A recent report from ABC 27 asks: “Will lawmakers stick with new education funding formula next year?” At issue is whether Pennsylvania’s student-based formula will be retained in future state budgets. The ABC story raises an important concern—but it slightly misses the mark.
Here’s the question we should be asking: Will lawmakers stick with the new formula and ensure the formula is applied to all funding above 2014-15 levels?
The 2015-16 budget includes $150 million in new Basic Education spending. This funding will be dispersed to school districts based on a formula that accounts for enrollment—which is undeniably a positive step forward.
But the formula only applies to 3 percent of Basic Education funding, the largest line item in the education budget. The other 97 percent is restricted by Pennsylvania’s “hold harmless” provision, which guarantees each district receive no fewer education dollars than it received the previous year—regardless of changes in enrollment.

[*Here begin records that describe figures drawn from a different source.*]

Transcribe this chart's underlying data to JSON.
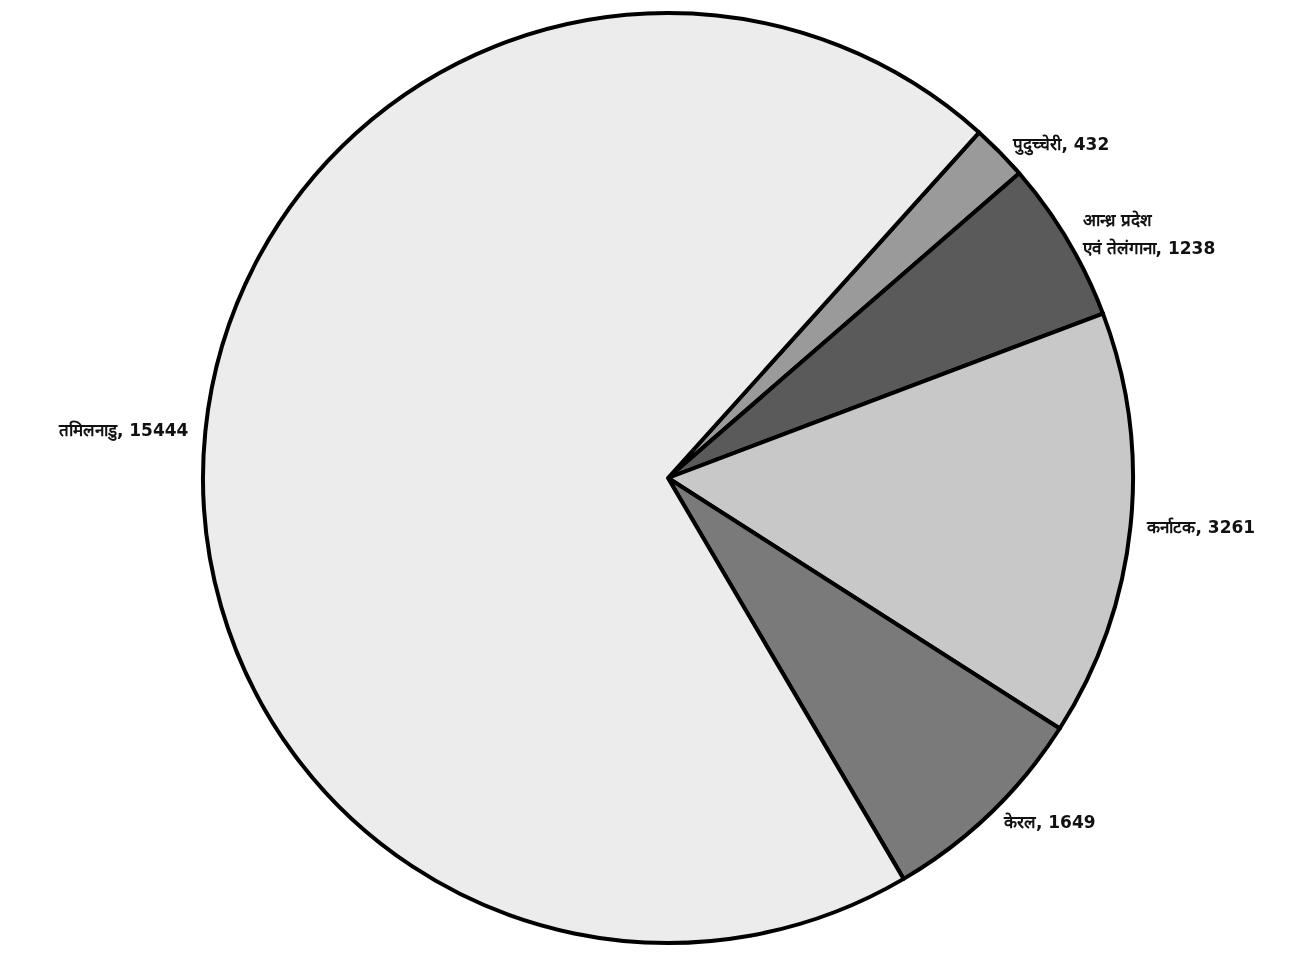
{
  "chart_data": {
    "type": "pie",
    "categories": [
      "पुदुच्चेरी",
      "आन्ध्र प्रदेश\nएवं तेलंगाना",
      "कर्नाटक",
      "केरल",
      "तमिलनाडु"
    ],
    "values": [
      432,
      1238,
      3261,
      1649,
      15444
    ],
    "value_labels": [
      ", 432",
      ", 1238",
      ", 3261",
      ", 1649",
      ", 15444"
    ],
    "colors": [
      "#9a9a9a",
      "#5a5a5a",
      "#c8c8c8",
      "#7a7a7a",
      "#ececec"
    ]
  }
}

It is crucial that lawmakers do not apply hold harmless to the $150 million appropriated in 2015-16. Should the legislature increase Basic Education funding in 2016-17, the new formula should apply to all funding above 2014-15 levels, not merely the increase appropriated in 2016-17.
Thanks to hold harmless, districts with declining enrollment received more than three times the state funding per student than growing districts since 1996. Until the student-based formula is applied to a larger portion of the Basic Education line item, hundreds of school districts will continue to be treated unfairly.